Mashable’s Six Memorable Social Media Trends of 2011
As another year comes to an end, it will be remembered on the social media front as one that wasn’t full of rapid changes. Instead, it was a year of upgrades.
Facebook and Twitter didn’t make any earth-shattering changes; LinkedIn (NYSE:LNKD) went public and the Color Facebook app had a rough start.
However, here’s six trends that Mashable believes will be remembered from 2011.
Launched in June as a competitor to Facebook, Google Inc. (NASDAQ:GOOG) introduced the social network with a lot of buzz. It started as an invite-only network and then opened publicly in September. In October, marketers signed up for brand pages, which may have slowed the network’s growth.
To date, the network hasn’t really shown SEO or Circles advantages as compared to Facebook. It is personal, making it easy to talk with people with common interests as opposed to speaking to a general audience.
While Twitter started advertising platforms last year, in 2011 the social media outlet hit the mainstream. This has been reflected in ad pricing.
In its April 2010 launch, Promoted Trends cost $25,000 to $30,000 per day, but by June 2011, Twitter charged $120,000 for these placements. They have now worked 500 advertisers for 6,000 campaigns.
Twitter now has London and New York sales offices.
It has become a campaign ad agent. Audi had a Super Bowl ad attributing a Twitter hashtag while there’s been numerous online and offline campaigns by companies promoting tweeting.
Groupon Inc. (NASDAQ:GRPN) started the year looking like an up-and-coming Facebook. The company’s owners said “no thanks” to Google’s $6 billion offer, but drew competitors from everywhere.
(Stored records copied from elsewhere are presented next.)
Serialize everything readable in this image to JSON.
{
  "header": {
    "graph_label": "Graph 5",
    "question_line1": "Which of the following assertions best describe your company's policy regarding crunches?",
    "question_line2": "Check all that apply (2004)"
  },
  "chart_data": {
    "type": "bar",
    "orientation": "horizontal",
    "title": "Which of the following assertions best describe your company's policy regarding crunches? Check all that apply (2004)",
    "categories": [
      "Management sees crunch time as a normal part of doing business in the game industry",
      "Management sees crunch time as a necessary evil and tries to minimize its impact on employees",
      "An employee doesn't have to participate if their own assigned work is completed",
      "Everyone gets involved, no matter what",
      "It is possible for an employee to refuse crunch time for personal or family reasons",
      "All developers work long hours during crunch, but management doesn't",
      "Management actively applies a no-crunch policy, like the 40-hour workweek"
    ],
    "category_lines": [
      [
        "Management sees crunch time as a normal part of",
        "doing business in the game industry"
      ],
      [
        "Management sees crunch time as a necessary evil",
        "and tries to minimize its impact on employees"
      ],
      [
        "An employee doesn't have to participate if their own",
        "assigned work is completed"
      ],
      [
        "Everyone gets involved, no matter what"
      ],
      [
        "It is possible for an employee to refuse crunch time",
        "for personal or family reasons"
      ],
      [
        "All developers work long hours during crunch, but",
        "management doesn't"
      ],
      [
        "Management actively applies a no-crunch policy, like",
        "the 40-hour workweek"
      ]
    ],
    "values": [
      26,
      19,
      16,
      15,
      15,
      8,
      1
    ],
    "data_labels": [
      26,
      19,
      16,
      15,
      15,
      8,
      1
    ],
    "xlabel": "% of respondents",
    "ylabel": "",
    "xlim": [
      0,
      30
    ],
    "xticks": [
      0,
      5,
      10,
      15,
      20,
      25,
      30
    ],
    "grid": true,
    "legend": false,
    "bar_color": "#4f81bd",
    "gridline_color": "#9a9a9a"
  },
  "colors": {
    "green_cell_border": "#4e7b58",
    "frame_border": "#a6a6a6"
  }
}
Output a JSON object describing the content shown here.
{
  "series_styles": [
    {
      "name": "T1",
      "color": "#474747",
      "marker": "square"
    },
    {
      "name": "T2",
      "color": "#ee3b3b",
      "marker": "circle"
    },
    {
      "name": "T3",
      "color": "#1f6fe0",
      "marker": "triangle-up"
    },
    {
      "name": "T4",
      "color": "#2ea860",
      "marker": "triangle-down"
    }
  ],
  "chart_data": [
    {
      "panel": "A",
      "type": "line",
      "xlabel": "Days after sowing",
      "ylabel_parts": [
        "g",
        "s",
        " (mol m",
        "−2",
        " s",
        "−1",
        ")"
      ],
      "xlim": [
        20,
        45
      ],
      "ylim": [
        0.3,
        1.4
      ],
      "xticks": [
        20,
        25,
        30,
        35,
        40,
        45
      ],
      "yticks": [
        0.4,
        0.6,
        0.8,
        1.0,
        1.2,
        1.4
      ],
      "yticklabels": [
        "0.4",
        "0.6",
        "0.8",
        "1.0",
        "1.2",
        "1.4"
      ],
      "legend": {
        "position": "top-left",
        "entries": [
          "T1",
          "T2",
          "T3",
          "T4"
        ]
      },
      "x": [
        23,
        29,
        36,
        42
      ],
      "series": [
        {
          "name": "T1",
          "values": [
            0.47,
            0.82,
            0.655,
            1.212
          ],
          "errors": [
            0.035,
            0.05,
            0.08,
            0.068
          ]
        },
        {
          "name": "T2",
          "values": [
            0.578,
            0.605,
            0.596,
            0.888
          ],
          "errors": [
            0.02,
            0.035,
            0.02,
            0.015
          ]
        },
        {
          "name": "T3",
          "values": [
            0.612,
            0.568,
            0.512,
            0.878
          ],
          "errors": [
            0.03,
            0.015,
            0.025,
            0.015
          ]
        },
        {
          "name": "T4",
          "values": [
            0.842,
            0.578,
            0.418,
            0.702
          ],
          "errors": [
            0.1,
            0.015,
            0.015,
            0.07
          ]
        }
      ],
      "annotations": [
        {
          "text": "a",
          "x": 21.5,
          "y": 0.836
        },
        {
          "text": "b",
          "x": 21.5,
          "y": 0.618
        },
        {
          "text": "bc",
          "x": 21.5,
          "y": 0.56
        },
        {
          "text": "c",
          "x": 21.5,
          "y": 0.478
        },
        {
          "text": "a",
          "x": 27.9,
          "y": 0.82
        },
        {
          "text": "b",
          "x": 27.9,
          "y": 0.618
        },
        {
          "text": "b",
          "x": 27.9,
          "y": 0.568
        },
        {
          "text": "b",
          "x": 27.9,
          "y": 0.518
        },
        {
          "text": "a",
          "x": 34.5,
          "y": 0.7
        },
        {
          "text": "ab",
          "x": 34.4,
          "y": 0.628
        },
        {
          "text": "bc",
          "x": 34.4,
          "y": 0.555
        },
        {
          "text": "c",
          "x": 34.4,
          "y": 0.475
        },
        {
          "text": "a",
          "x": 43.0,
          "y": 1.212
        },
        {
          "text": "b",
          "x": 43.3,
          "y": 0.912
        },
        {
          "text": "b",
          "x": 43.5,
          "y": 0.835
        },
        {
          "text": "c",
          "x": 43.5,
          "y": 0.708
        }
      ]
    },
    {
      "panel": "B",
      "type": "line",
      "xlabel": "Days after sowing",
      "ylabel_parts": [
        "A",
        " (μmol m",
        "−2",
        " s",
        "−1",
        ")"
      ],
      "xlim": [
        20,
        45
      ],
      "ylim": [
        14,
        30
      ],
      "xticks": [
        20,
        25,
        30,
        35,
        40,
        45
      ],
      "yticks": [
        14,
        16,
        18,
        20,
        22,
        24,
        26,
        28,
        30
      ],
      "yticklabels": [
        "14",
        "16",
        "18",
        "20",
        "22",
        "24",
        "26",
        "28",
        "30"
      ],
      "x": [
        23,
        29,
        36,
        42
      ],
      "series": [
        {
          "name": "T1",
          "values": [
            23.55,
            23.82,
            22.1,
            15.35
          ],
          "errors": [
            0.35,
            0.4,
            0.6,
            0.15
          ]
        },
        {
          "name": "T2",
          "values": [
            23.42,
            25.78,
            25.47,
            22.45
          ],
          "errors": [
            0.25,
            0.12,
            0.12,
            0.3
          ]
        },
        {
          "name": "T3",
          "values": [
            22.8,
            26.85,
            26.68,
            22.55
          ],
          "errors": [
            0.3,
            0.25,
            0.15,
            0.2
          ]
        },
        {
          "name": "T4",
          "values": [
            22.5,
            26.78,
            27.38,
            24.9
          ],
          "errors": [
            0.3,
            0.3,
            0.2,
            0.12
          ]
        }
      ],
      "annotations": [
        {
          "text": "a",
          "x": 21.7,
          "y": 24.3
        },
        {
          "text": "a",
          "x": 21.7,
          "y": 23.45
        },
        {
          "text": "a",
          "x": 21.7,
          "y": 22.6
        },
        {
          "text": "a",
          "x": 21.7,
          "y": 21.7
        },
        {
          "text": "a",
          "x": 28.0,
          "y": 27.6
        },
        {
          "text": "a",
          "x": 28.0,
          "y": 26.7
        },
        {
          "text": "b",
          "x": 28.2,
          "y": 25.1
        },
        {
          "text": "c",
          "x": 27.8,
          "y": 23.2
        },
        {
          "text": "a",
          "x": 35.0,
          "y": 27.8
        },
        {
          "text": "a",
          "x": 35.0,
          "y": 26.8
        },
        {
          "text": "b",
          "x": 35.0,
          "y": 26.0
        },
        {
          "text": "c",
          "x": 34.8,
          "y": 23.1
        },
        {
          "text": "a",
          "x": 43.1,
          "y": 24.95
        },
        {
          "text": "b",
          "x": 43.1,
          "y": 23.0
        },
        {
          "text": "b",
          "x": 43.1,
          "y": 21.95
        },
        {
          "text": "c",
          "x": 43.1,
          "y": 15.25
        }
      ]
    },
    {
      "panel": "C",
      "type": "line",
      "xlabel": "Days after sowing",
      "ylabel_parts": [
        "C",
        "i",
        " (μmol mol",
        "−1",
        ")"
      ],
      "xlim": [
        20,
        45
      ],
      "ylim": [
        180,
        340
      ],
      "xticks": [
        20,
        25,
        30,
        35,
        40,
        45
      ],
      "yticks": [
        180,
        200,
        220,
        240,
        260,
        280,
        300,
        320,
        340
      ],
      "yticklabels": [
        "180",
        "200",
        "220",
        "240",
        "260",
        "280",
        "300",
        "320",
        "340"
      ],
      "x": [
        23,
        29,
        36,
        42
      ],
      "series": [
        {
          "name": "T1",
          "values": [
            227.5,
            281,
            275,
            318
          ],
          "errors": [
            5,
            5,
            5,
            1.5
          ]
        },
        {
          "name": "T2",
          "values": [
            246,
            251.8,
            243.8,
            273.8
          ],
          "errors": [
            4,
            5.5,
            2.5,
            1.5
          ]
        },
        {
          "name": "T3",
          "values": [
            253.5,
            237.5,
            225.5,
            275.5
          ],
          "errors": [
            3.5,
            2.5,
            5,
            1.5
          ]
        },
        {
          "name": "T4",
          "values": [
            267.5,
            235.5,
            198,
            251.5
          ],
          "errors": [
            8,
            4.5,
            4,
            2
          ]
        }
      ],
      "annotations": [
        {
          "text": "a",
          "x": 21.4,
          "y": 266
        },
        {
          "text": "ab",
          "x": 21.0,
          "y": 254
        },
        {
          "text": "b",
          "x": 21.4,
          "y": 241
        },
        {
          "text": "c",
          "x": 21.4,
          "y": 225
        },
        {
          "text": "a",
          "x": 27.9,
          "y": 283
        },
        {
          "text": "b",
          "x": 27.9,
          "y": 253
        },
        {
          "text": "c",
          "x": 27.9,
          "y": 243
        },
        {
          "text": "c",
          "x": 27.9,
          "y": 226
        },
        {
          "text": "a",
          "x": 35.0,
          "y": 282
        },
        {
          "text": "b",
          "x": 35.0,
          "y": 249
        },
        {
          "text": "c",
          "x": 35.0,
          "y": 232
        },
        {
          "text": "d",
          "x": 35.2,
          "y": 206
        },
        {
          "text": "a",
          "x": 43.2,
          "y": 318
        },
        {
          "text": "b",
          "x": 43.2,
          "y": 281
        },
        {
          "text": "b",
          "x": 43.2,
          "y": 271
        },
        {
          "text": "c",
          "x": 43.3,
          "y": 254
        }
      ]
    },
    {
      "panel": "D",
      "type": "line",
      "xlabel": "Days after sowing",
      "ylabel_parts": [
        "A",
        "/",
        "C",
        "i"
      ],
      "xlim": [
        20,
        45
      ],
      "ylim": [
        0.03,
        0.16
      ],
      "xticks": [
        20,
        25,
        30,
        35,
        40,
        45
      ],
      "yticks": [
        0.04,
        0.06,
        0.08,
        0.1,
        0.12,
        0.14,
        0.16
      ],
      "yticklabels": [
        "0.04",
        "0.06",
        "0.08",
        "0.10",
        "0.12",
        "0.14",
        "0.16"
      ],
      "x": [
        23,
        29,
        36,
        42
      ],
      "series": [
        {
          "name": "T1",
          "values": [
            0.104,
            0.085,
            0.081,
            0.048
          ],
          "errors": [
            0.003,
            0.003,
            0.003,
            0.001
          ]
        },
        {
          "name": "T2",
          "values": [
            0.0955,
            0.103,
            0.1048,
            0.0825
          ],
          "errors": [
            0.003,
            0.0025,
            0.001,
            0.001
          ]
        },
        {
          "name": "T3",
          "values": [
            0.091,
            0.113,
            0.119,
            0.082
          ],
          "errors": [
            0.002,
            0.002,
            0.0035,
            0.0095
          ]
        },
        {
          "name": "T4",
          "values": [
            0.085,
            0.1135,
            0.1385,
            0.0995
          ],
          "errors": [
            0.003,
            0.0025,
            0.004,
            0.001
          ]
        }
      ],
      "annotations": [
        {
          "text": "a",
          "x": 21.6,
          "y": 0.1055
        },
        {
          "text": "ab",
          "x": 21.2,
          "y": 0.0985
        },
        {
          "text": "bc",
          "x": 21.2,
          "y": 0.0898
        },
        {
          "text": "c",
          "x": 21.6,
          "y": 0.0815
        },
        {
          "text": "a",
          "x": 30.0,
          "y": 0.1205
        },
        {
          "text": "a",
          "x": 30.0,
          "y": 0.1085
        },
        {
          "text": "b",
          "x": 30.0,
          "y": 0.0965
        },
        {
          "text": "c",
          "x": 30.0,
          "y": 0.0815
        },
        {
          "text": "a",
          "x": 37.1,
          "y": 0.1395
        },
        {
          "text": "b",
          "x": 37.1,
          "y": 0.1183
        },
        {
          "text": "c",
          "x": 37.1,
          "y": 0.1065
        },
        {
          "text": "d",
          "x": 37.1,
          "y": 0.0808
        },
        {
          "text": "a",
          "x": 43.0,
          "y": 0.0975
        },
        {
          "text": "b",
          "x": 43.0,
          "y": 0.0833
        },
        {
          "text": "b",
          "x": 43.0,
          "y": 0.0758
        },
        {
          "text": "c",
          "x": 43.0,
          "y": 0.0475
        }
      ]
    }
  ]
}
In 2011, Facebook nixed its Deals project, which would have been a Groupon competitor, while Yelp cut back on its daily deals opportunities. Groupon’s IPO was initially deemed a success, but its allure has since fizzled.
While AR isn’t new, Starbucks (NASDAQ:SBUX) had an AR campaign named Starbucks Cup Magic through the holiday season. Fans could “animate coffee cups with their smartphones.” After doing so, they could share this experience either through Facebook or an ecard.
Products marketed through apps aren’t a new idea but they used to come with a useful design, such as Kraft’s (NYSE:KFT) iFood Assistant.
However this year, many new apps were supposed to be jokes, sent to others by social media. One example is Jell-O’s “Jiggle It” app, which shows a shiny Jell-O cube dancing to selected music. While not a useful app, it can be shared with others.
Geico delivered two joke apps in 2011 with the Caveman Photo Crasher app featuring a photo-bombing Caveman, and the BroStache, which copies a mustache when you put a smartphone to your face.